スカートを履いた運転手

今週フランスは猛暑に見舞われました。フランスに住んで13年。こんなに暑いと思ったことはありません。仕事の後のトラムでスマホの気温情報を見ると37度。ナントのトラムには空調設備などありません。暑ければ我慢するか、運がよければ小さな窓を開けるかしかないのです。

IMG_0408
日照時間が長いので、暑くなるとなかなか気温が下がらない。

普段、私は自分をドロマデール(dromadaire ラクダ)と呼ぶほど、水分を摂らなくても平気な方ですが、持参していたペットボトルの水はあっという間に空になりました。

お店でも冷房のあるところは稀です。暑かったので、極力出かけないようにしていましたが、冷房があったのはブルターニュ塔の向かいにある中央郵便局やスーパーのモノプリ、冷凍食品を扱うピカールなどでした。その他の店は、大きく窓やドアを開け放って風通しを良くして営業していました。

大学へ行っても、校舎のドアがどこも大きく開けられていて、事務の人のオフィスなども大きく開いたまま。私もドアを開けたまま、日本語の部屋でお昼を食べました。ドアを閉めたままだったら蒸し焼きになっていたに違いありません。

フランスの日照時間は今とても長く、夜は10時過ぎになっても電気なしで過ごせるほどに明るく、日も落ちません。これを書いている今、夜の9時ですが、空は青く、太陽が沈みつつありますが、まだとても明るいです。

IMG_0411

何と言ってもつらいのは夜です。我が家はベランダが唯一の窓で、そのベランダが非常階段に続いているので、開けっ放しで眠ることはできません。事実、作業のおじさんがこの階段を使って不意に昇ってくることもよくあります。扇風機も何もない閉め切った室内は寝苦しくて何度も目が覚めます。

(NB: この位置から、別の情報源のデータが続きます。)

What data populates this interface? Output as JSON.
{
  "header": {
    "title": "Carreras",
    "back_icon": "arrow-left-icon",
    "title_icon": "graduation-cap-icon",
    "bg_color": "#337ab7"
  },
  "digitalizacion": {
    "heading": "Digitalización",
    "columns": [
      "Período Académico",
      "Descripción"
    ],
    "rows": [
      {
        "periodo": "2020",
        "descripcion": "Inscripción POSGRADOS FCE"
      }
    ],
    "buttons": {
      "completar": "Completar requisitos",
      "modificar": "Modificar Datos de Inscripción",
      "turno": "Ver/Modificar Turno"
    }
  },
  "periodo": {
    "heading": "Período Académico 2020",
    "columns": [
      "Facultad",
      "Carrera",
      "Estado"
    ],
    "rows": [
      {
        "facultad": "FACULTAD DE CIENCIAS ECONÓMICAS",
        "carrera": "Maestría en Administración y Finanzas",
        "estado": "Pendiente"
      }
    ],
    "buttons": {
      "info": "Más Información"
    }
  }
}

火を使わない食事にしようと、特に暑かった間はサラダばかり。タブレ(taboulé)と呼ばれる細かい粒子の穀物を頻繁に食べました。トマトやキュウリなどの野菜と混ぜ、分量の水を入れると、粒子が水を吸ってやわらくなります。冷蔵庫に入れて冷たく冷やして食べるととても美味しく、暑い間は毎日これでもいいのではないかと思ったりもします。

IMG_0412
水を加えるだけで簡単にできるタブレ。ミントとレモンでさっぱりして美味しい。

街へ出ると、できる限りの薄着をした人が目立ちます。特に女性は若い人ならキャミソールにショートパンツ、年配の人も肩から胸元まで開放的なワンピースなど。男性は、学生くらいの世代だとバミューダパンツにTシャツにビーチサンダルといった感じですが、仕事をしているとそういうわけにもいかないようです。

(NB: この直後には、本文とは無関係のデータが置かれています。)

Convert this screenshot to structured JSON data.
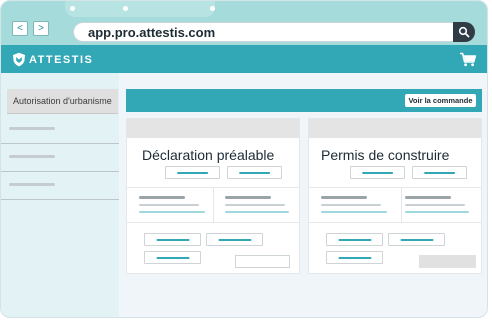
{
  "browser": {
    "url": "app.pro.attestis.com",
    "back_glyph": "<",
    "forward_glyph": ">"
  },
  "app": {
    "brand": "ATTESTIS"
  },
  "sidebar": {
    "active_item": "Autorisation d'urbanisme"
  },
  "toolbar": {
    "order_button": "Voir la commande"
  },
  "cards": [
    {
      "title": "Déclaration préalable"
    },
    {
      "title": "Permis de construire"
    }
  ],
  "colors": {
    "accent": "#32a7b6",
    "chrome": "#a6dbdb",
    "dark": "#2f3b45"
  }
}
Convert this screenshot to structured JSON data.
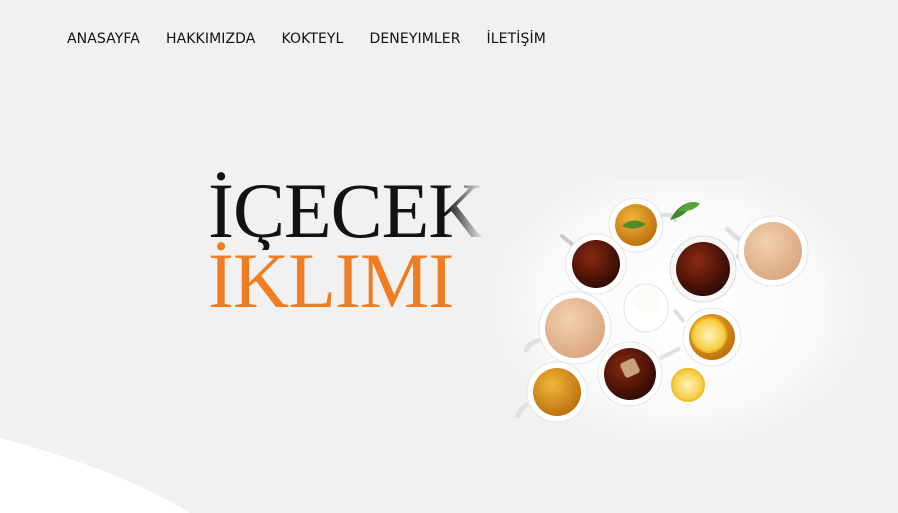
{
  "nav": {
    "items": [
      {
        "label": "ANASAYFA"
      },
      {
        "label": "HAKKIMIZDA"
      },
      {
        "label": "KOKTEYL"
      },
      {
        "label": "DENEYIMLER"
      },
      {
        "label": "İLETİŞİM"
      }
    ]
  },
  "hero": {
    "title_line1": "İÇECEK",
    "title_line2": "İKLIMI"
  },
  "colors": {
    "background": "#f1f1f1",
    "accent": "#ef7e23",
    "text": "#121212",
    "swoosh": "#ffffff"
  }
}
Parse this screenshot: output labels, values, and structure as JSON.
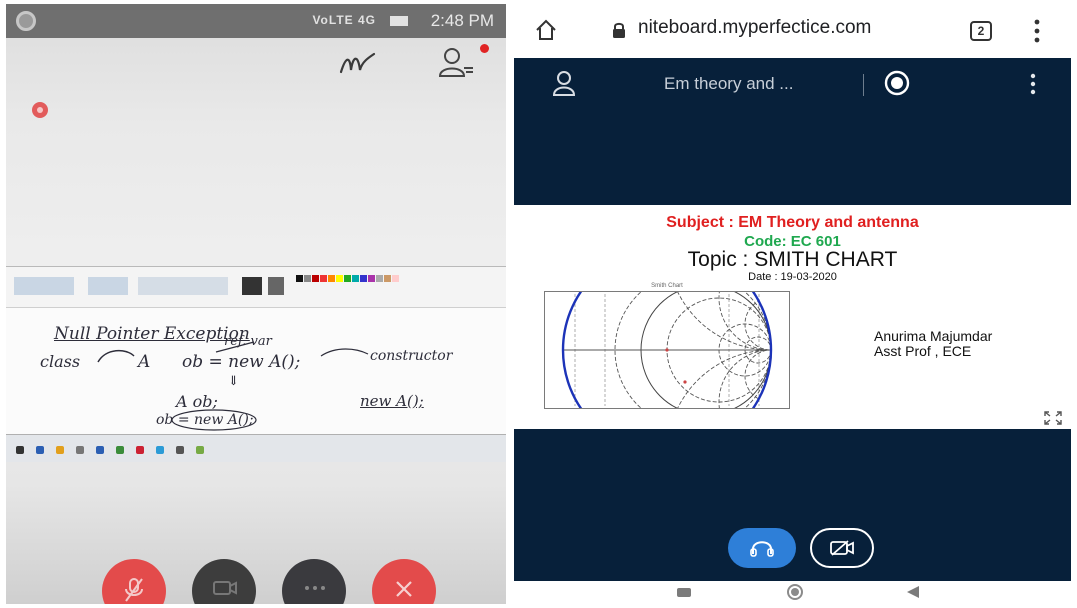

新聞で少し話題になった写真ですが、ナントを走るバスやトラムの男性運転手たちが、車内が50度近くにもなるのにバーミューダパンツが認められないのはおかしいということで、スカートを履くことにしたのだそうです。ちなみに、この主張が認められ、短いズボンも認められることになったらしいのですが、確かにこの暑さで、冷房がない車内では長いズボンなど履いていられないことでしょう。

PO

それにしても、自分に合うサイズのスカートを一体どこで見つけてきたのかなと思います。温暖化で、将来的には気温が上がることも予想されるだけに、男性用のスカートがもっと普及してもいいのかもしれません。